Santiano est une chanson militante. Mais il y a une autre chanson, c’est celle que Georges Brassens aimait dans mon répertoire. Il a confié à sa secrétaire que c’était une chanson qu’il aurait aimé écrire.
C’est “Le petit âne gris”. Cela fait pleurer les enfants mais j’ai décidé, pour faire plaisir à un prêtre alsacien, d’ajouter un vers (2). Et je l’ai ajouté en quelques minutes.
Il m’a demandé pourquoi je faisais pleurer les enfants avec Céline, avec Stewball ou Au revoir monsieur le professeur… mais j’ai répondu que les enfants pleurent parce qu’ils sont sensibles. Et je ne les fais pas pleurer pour de mauvaises causes. »
Quelles sont les chansons sur lesquelles vous écrivez en ce moment ?
« Je viens de vous le dire : espérer. Je n’ai qu’un mot à dire aux gens. Vous n’avez pas le choix, vous devez croire en l’espoir.
L’espoir brille, c’est la lumière dans la nuit. Sur ma page Facebook, j’ai dit que j’aimerais rencontrer Tony Estanguet pour lui expliquer que j’aimerais porter la flamme de l’espoir. Je suis fan de le porter partout car il brille dans le noir. »
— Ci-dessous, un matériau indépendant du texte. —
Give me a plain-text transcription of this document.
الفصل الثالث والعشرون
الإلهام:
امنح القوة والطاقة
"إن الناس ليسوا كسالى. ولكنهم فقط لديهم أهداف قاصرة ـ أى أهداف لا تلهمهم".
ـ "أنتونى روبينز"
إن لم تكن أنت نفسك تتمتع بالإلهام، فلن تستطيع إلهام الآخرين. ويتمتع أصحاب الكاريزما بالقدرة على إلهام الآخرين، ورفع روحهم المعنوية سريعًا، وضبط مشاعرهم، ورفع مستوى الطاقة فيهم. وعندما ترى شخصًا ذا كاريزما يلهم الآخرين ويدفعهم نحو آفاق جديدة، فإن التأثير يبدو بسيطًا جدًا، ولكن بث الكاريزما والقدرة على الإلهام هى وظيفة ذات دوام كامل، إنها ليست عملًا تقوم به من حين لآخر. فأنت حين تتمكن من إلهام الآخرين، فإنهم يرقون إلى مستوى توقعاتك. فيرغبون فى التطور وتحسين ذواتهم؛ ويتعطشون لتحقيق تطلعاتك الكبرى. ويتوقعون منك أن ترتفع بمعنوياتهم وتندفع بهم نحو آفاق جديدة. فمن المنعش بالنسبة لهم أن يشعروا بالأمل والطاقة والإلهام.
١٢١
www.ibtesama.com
Vous reconnaissez-vous dans certains artistes de la nouvelle génération ?
« Malheureusement, non. Je vais vous le dire, je n’ai jamais été scout de ma vie. Mais je pense que le scoutisme est ce qui manque aux jeunes aujourd’hui.
Parce que le scoutisme est quelque chose de totalement génial. Robert Baden-Powell (le fondateur du scoutisme) l’appelait l’école de l’espoir. Le mot scout vient du vieux français « escouter », c’est-à-dire écouter la nature, les paroles des animaux, les paroles de la marée, des vagues, du vent… Baden Powell, c’était l’espoir et l’enseignement aux enfants vivre dans la nature et partager dans le respect de ses voisins.
Aujourd’hui, les églises sont incendiées et pillées (3). Je ne pratique pas du tout mais je suis croyant. Si des temples ou des mosquées protestants étaient pillés, je serais choqué. Il faut respecter les lieux où l’homme tente de traduire son besoin de transcendance.
Il y a des jeunes chanteurs que j’aime bien, je pense que les jeunes d’aujourd’hui ont beaucoup de talent mais malheureusement ce ne sont pas ceux qu’on voit le plus à la télévision. Et ce ne sont pas toujours ceux qui remplissent le Stade de France. »
(1) Il existe un consensus au sein de la communauté scientifique mondiale (des dizaines de milliers d’experts) qui prouve l’impact de l’activité humaine sur le réchauffement climatique et notamment son accélération. Le 6e Le rapport du GIEC rappelle notamment que les émissions de gaz à effet de serre dues aux activités humaines ont réchauffé le climat à un rythme sans précédent : la température de la surface du globe a augmenté de 1,1°C par rapport à la période préindustrielle.
(2) Les enfants inconsolables de la grâce ne pleurent plus ; Dans une modeste écurie votre âne est revenu ; En cette nuit de Noël, vénérez l’enfant nu ; Réchauffez le petit Jésus dans sa crèche ; Réchauffez le petit Jésus dans sa crèche.
(3) Selon un rapport parlementaire des députés Florennes et Mendes sur les actes antireligieux, publié en 2021, la France a recensé 1 659 actes antireligieux, dont 52 % sont antichrétiens. Et parmi celles-ci, 92 % sont liées à des attaques contre des lieux de culte (752 attaques sur les 46 000 lieux de culte recensés). Il mentionne également 284 attaques contre des biens de la communauté juive et 107 attaques contre des mosquées et des centres culturels musulmans.